Mam dowód w postaci nagrania na dyktafonie, jak pracownica ZUS udziela mi informacji, jak mam obliczyć składkę należną do zapłaty za dni przepracowane, a nie za cały miesiąc, w którym zawieszałam działalność. Chcę wziąć udział w pozwie przeciwko tym oszustom. Oszustom - bo nie można nazwać inaczej instytucji, której dyrekcja twierdzi, że jej pracownicy nie udzielali takich informacji. Ja mam pewność, że robiłam wszystko tak, jak mi kazano, a teraz muszę za to płacić.

KRYSTYNA, Gdańsk

***

Jestem artystą plastykiem, konserwatorem dzieł sztuki. Od 1998 roku prowadzę jednoosobową firmę konserwatorską. W 2003 r. złożyłem w ZUS wniosek o wydanie zaświadczenia o niezaleganiu ze składkami, potrzebne do przedłożenia w Banku PKO w związku z kredytem studenckim dla syna. Otrzymałem odpowiedź odmowną ze względu na błędy w dokumentach i liczne przerwy w pracy. Po okazaniu dokumentów składanych w skarbówce, poprawieniu źle wypełnionych formularzy oraz dopłacie żądanych przez ZUS różnic w składkach otrzymałem zaświadczenie o niezaleganiu.
Moje dokumenty zawierające okresy zawieszenia działalności przyjmowane były w ZUS bez zastrzeżeń. W razie pomyłki były poprawiane według wskazań pracownika. Od kiedy powstało Biuro Obsługi Klienta, składane tam dokumenty sprawdzane były przez wykwalifikowanego pracownika ZUS i dopiero wtedy przyjmowane.

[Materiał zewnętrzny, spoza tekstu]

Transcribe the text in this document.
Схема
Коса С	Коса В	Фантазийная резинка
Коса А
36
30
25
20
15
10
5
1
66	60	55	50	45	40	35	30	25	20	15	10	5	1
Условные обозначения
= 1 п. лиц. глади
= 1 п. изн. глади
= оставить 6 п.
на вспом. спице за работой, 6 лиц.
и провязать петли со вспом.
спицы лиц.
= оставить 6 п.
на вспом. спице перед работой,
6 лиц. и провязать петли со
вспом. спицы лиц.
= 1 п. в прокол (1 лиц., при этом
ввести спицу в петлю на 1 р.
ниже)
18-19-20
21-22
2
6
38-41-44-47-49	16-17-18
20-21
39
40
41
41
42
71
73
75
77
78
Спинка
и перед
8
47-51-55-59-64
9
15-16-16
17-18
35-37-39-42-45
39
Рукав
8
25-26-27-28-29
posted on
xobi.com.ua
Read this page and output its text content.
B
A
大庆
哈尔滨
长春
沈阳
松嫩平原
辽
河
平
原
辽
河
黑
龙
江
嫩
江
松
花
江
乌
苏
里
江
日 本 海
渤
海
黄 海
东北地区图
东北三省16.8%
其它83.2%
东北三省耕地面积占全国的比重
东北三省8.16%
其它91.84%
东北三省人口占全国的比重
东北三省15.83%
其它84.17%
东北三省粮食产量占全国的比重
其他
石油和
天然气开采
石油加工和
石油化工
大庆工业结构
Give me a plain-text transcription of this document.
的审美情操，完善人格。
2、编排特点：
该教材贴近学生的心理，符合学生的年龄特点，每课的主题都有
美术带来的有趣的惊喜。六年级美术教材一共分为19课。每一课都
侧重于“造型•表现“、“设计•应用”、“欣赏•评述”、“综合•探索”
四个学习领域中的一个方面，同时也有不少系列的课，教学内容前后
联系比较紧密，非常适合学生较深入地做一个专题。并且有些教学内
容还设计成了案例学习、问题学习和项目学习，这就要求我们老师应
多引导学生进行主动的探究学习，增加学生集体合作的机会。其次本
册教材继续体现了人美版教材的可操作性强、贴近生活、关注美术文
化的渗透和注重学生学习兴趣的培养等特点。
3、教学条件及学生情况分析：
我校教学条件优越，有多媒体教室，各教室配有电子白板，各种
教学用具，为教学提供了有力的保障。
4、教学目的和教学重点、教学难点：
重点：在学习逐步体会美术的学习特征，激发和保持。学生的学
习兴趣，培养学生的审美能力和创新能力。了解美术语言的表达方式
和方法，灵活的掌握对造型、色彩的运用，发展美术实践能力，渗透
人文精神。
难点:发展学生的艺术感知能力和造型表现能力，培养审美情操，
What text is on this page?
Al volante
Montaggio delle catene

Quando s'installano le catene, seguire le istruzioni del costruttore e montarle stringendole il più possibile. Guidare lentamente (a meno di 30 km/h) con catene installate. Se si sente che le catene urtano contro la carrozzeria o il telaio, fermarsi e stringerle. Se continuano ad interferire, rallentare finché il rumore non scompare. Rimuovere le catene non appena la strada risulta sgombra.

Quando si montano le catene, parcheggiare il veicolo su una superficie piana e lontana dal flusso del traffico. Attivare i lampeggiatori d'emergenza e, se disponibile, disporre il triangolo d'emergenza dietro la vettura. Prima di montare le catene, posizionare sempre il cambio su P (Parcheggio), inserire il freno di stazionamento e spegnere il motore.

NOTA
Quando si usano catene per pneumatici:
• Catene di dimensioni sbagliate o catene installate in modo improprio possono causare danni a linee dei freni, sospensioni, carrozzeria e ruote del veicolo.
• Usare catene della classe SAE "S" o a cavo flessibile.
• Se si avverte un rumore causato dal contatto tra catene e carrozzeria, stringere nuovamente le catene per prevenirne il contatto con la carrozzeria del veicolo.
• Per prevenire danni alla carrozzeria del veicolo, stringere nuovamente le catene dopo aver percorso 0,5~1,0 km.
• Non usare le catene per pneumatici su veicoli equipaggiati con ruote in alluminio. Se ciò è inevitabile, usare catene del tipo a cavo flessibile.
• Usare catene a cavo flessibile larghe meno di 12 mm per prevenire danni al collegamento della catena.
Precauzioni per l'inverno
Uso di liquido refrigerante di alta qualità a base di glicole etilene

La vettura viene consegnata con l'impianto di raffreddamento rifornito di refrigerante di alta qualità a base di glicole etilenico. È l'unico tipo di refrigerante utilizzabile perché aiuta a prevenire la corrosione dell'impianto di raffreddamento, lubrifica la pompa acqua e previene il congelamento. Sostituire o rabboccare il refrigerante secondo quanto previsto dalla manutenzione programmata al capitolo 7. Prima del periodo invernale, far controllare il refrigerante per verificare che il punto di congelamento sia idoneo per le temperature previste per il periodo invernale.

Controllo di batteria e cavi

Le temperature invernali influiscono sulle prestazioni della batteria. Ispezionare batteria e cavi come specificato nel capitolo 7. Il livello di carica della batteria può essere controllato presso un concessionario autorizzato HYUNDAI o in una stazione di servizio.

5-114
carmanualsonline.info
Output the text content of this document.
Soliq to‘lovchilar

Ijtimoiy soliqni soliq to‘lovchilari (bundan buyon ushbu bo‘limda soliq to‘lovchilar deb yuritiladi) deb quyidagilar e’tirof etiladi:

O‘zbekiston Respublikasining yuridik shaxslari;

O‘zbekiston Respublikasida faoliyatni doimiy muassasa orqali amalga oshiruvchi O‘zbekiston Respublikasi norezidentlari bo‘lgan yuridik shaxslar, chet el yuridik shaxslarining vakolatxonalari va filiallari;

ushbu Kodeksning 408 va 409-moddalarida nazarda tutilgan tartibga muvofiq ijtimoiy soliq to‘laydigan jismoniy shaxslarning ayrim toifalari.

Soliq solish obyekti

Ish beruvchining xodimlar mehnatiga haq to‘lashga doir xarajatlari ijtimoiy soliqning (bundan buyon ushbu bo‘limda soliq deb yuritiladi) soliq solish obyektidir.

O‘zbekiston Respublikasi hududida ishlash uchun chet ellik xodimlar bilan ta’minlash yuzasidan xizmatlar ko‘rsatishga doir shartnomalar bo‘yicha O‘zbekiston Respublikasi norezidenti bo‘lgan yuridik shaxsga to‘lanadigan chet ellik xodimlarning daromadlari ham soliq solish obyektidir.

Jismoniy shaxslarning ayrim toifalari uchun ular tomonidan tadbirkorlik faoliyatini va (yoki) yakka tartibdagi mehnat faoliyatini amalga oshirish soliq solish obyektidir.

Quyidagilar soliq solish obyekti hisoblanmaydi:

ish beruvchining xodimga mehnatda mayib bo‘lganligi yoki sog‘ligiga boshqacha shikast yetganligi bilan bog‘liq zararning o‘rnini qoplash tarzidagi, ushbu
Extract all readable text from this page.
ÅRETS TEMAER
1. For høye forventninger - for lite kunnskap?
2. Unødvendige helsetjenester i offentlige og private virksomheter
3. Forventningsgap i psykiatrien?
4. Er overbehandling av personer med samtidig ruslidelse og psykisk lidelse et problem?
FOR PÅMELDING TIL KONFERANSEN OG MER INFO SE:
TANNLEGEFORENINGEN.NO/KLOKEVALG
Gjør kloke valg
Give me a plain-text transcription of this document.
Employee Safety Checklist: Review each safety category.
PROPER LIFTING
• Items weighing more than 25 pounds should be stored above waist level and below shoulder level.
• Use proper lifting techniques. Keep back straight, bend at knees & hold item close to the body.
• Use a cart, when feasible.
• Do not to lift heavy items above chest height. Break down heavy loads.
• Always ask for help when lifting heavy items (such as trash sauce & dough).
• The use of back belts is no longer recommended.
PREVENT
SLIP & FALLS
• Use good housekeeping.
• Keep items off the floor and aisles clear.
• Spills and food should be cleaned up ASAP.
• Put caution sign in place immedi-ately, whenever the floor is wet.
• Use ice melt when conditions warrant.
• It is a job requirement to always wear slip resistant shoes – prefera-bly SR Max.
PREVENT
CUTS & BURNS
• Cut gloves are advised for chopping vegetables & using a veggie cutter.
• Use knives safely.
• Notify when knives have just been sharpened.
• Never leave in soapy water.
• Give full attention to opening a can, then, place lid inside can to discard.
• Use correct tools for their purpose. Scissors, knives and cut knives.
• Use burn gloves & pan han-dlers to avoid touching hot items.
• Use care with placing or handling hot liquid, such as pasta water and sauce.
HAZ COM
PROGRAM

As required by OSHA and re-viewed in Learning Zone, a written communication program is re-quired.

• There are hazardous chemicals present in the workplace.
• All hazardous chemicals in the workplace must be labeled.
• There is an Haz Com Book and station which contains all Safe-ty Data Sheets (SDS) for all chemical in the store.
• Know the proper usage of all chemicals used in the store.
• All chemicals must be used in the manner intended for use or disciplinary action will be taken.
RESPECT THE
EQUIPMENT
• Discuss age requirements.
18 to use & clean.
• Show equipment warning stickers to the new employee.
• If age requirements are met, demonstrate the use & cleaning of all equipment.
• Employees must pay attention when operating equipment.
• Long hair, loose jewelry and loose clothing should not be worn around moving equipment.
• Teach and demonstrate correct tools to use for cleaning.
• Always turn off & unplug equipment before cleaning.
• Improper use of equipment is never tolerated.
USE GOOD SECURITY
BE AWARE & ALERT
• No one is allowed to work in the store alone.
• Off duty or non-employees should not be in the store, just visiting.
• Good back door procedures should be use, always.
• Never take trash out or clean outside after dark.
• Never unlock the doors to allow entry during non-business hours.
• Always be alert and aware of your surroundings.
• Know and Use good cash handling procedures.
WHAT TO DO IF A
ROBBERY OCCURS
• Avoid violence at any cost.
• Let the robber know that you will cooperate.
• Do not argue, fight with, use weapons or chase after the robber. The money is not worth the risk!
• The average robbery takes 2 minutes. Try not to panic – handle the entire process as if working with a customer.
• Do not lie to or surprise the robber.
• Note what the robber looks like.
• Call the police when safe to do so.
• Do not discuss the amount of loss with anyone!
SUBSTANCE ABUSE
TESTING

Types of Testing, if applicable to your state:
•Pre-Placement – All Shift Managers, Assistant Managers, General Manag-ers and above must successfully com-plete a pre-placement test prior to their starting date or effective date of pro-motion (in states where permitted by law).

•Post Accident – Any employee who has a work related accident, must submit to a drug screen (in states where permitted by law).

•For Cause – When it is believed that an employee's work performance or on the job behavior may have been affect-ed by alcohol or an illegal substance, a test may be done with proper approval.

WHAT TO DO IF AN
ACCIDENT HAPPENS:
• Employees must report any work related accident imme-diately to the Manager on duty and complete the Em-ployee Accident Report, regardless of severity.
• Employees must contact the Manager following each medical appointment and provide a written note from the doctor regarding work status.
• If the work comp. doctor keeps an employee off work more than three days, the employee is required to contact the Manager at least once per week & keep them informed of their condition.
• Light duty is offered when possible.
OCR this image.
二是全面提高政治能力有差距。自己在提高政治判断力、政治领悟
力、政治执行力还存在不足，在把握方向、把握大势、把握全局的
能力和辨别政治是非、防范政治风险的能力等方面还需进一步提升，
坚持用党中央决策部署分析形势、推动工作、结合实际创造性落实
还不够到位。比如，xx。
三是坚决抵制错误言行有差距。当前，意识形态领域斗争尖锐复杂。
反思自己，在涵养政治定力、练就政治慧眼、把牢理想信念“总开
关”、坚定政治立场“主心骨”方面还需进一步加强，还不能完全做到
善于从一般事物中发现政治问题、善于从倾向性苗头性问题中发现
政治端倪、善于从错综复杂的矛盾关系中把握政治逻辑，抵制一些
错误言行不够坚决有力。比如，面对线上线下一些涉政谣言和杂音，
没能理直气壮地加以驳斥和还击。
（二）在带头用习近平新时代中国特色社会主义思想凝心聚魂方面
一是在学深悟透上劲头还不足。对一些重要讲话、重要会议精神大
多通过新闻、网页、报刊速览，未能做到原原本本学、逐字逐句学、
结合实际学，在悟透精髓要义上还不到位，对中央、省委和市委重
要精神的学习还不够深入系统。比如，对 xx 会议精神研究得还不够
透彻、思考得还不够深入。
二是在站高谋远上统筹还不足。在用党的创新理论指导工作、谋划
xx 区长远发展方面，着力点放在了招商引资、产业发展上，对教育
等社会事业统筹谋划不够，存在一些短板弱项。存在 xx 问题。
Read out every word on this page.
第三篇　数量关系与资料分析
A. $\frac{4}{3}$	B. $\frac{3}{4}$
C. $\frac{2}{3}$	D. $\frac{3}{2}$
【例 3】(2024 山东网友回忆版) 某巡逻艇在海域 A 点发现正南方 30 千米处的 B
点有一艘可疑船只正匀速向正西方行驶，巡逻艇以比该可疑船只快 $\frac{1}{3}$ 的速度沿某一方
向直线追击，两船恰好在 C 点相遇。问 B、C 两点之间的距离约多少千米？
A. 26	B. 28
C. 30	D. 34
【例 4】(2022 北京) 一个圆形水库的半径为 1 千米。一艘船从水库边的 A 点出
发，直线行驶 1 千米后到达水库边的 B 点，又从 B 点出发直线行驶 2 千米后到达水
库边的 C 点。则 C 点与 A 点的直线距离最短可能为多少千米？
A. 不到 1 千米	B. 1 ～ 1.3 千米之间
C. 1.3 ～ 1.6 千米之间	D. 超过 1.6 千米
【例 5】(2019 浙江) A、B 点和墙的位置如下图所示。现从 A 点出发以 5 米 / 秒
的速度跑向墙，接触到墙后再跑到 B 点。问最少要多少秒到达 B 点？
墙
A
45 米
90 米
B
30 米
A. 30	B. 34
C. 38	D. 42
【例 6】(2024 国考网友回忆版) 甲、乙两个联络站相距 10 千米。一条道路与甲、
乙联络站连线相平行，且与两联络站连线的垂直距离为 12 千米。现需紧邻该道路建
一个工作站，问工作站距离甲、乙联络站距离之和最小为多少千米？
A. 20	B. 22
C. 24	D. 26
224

W czerwcu 2005 r. na ściankach Biura Obsługi Klienta pojawiły się karteczki z definicją działalności gospodarczej jako procesu ciągłego i zorganizowanego. Sytuacja nie była jednoznaczna, pracownicy konsultowali się z kimś telefonicznie. Mnie wyjaśniono, że przepis nie dotyczy działalności artystycznej. Jednak po kolejnym roku otrzymałem z ZUS decyzję nakazującą zapłatę składek za wszystkie okresy zgłaszanych przerw w pracy. W sumie 20 tys. zł, z czego ponad połowa to karne odsetki...

Miałem na wyłącznym utrzymaniu liczną rodzinę: pięcioro dzieci i żonę opiekującą się niepełnosprawnym od urodzenia najmłodszym synem. Najstarszy syn z kolei leczył boreliozę. Ja też ciężko chorowałem. ZUS odmówił jednak umorzenia długu, bo "dłużnik nie wykazał, że jego sytuacja materialna i życiowa to uzasadnia... i że uregulowanie należności pociągnęłoby zbyt ciężkie skutki dla płatnika składek i jego rodziny".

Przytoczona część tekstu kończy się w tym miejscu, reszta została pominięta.